There’s a reason Song focuses on In-yun as the film’s definition of fate, evoking it a couple times through conversation. In-yun is an idea of fate tied to the past more than the future, that people meant something to each other in their past lives more than they do or in a different way than in the present. Her story here is constructed so that it can challenge operative notions of destiny, the idea that it can mean only a single thing. What two people are to each other isn’t set in the stone, but there is something romantic in the idea that having had a connection means something in a cosmic sense. In maybe the most thoughtful scene of the movie, Hae Sung and Nora speculate on what their relationship would be had she not moved away. They may well could have been sweethearts through high school, married, had children. But they may also have split up after a time, gone their separate ways in a different context without any kind of the yearning that comes from a sudden absence.  Had one of them made the leap in 2010 to come to New York or Seoul, as both debated at the time, would Nora have made the same choices that led to meeting and marrying Arthur, or would she and Hae Sung have gotten back together, possibly in another country. It’s fitting that the movie brings up Eternal Sunshine of the Spotless Mind, because it engages in similar points about fateful romance and the choices not made, albeit with very different aims.

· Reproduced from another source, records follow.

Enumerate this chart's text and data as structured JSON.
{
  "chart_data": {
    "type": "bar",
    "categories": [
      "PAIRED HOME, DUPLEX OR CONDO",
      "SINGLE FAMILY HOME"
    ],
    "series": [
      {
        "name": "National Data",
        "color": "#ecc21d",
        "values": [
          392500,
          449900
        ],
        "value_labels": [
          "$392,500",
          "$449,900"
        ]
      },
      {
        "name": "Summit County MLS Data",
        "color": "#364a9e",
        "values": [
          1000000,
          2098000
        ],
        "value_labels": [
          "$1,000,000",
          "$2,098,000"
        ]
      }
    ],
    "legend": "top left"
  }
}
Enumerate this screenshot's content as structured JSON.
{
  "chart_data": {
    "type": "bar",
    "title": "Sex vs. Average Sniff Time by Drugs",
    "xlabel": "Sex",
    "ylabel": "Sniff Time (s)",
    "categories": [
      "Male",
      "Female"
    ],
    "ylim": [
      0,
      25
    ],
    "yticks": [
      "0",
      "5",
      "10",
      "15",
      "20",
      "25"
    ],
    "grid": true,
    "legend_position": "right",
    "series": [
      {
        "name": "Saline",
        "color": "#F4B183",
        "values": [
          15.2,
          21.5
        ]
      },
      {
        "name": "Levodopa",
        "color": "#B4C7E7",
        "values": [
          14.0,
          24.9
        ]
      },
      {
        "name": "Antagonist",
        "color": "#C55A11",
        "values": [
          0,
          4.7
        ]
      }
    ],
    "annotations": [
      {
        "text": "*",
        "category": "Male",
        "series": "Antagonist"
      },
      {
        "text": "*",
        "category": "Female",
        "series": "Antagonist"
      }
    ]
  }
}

Who among us hasn’t had someone we were close with in childhood, in friendship or otherwise, whom we lost contact with yet thought about intermittently over the years. There’s a specificity so resonant that Song is exploring here with intense interest and a caring grace. And it’s brought to the fore by Lee and Yoo in their naturalistic chemistry and breathtakingly subtle yet vivid performances that are among the best of the year (those silent moments between them may be the most captivating). Magaro too is impeccable, as Song ensures he is not the character he ironically sees himself as, as self-conscious as he may be to the comparative mundaneness of his and Nora’s love story and the fear that he hasn’t had the effect on her that she’s had on him. Of course in reality, both Arthur and Hae Sung are equally intimidated by each other, equally hoping to impress one another. It’s a very charming dynamic that develops between the three through their short meeting.
In spite of it all, Song can’t give herself over to completely rejecting the compulsion of Nora and Hae Sung as soulmates. He suggests that perhaps they themselves are just past lives, and that they’ll meet in other circumstances in the next life. Song’s last scene of them together, a masterstroke single-take brimming with unspoken tension and underwritten emotion, interrupted only once for a quick match-cut that takes your breath away, speaks to her belief in this and to the valid power of their distant, intimate connection across twenty-four years.
Past Lives is a radiant statement on choices and true destiny, a sentimental yet mature and abiding love story so uncommon a thing to see in the movies; and yet the very reason movies are worth going to see.